Specimens come mainly from two sites: Bleaklow Quarry (= Backdale Mine) and a mine dump from an 18th century
lead mine, the Shaw Engine mine. Fossils from the former site are preserved in both a carbonaceous marine
limestone with brachiopods, nautiloids, bivalves, trilobites and crinoids (Korn and Tilsley 2002, Tilsley and
Owens 2003), and from nodular sandy carbonaceous limestones containing few other fossils. Material from the
Shaw Engine mine found so far consists of a complex assemblage of prismatic cartilage skeletal elements
associated with chondrichthyan and actinopterygian teeth and scales, coprolites, fusain and other organic remains.
It clearly represents a different, probably nearer-shore, environment from that at Bleaklow quarry. Other sites
nearby in Derbyshire have also yielded more chondrichthan teeth.
These specimens formed the material for the doctoral thesis of Kelly R. Richards, whose thesis was accepted in 2013.
Among the collections we made in 1987 were examples of three lungfishes. Two, Soederberghia and Jarvikia were already known, but from limited material.

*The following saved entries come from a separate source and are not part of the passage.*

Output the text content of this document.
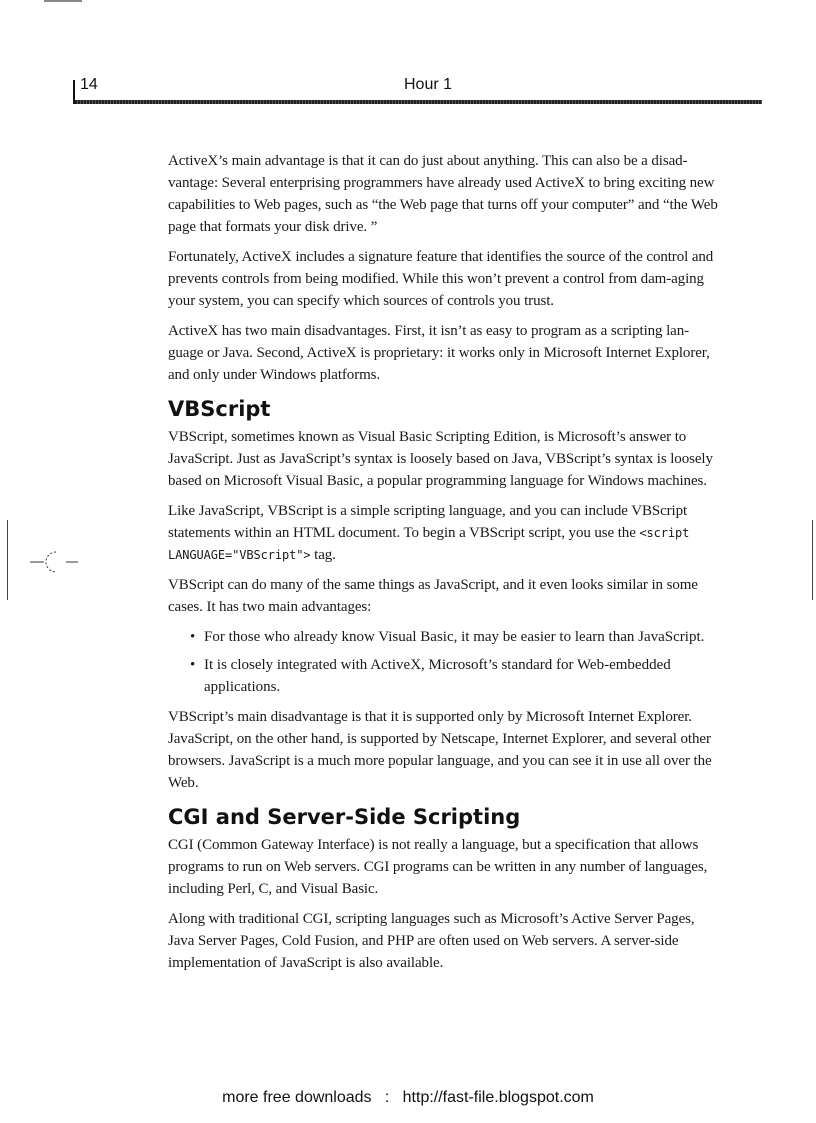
14	Hour 1

ActiveX’s main advantage is that it can do just about anything. This can also be a disad-vantage: Several enterprising programmers have already used ActiveX to bring exciting new capabilities to Web pages, such as “the Web page that turns off your computer” and “the Web page that formats your disk drive. ”

Fortunately, ActiveX includes a signature feature that identifies the source of the control and prevents controls from being modified. While this won’t prevent a control from dam-aging your system, you can specify which sources of controls you trust.

ActiveX has two main disadvantages. First, it isn’t as easy to program as a scripting lan-guage or Java. Second, ActiveX is proprietary: it works only in Microsoft Internet Explorer, and only under Windows platforms.

VBScript

VBScript, sometimes known as Visual Basic Scripting Edition, is Microsoft’s answer to JavaScript. Just as JavaScript’s syntax is loosely based on Java, VBScript’s syntax is loosely based on Microsoft Visual Basic, a popular programming language for Windows machines.

Like JavaScript, VBScript is a simple scripting language, and you can include VBScript statements within an HTML document. To begin a VBScript script, you use the <script LANGUAGE="VBScript"> tag.

VBScript can do many of the same things as JavaScript, and it even looks similar in some cases. It has two main advantages:

• For those who already know Visual Basic, it may be easier to learn than JavaScript.
• It is closely integrated with ActiveX, Microsoft’s standard for Web-embedded applications.

VBScript’s main disadvantage is that it is supported only by Microsoft Internet Explorer. JavaScript, on the other hand, is supported by Netscape, Internet Explorer, and several other browsers. JavaScript is a much more popular language, and you can see it in use all over the Web.

CGI and Server-Side Scripting

CGI (Common Gateway Interface) is not really a language, but a specification that allows programs to run on Web servers. CGI programs can be written in any number of languages, including Perl, C, and Visual Basic.

Along with traditional CGI, scripting languages such as Microsoft’s Active Server Pages, Java Server Pages, Cold Fusion, and PHP are often used on Web servers. A server-side implementation of JavaScript is also available.

more free downloads   :   http://fast-file.blogspot.com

Our new finds of Soederberghia in particular yielded new information on skulls, postcrania and even braincases. These were worked on by Matt Friedman who completed a Masters thesis on them and subsequently published several papers from it. (He’s now a Professor at the University of Michigan.)
The third lungfish was only recognized for what it was as I was packing up the Greenland material for return to Copenhagen in 2017. It was a very small specimen on a block only about 6 cm across featuring some scattered white bones. We didn’t know what it was at the time. On close examination, it turned out to a small lungfish skull, which was quite different from any then known Devonian lungfish, and I published it under the name Celsiodon ahlbergi in the journal Papers in Palaeontology. Sadly, it's not Open Access, but anyone can read the Abstract. "Celsiodon" because it came from Celsius Bjerg, and "ahlbergi" for my then student Per Ahlberg, who picked up the specimen in 1987.
We examined its anatomy and relationships, and found that in several respects, it was more similar to Early Carboniferous taxa than to Late Devonian ones. A small number of other Devonian taxa clustered with it in our analysis, crossing the morphological and phylogenetic divide between these forms that had been recognised up till then.
Alongside this, to make certain that this animal did not fall into any of the previously known taxa, I examined specimens described in the past, stored in the Natural History Museum of Denmark. Indeed our specimen was new, but also several of the other specimens there represented a much greater diversity than the earlier descriptions had suggested. Clearly, much is still missing from the story of lungfish evolution during the end-Devonian into the Early Carboniferous.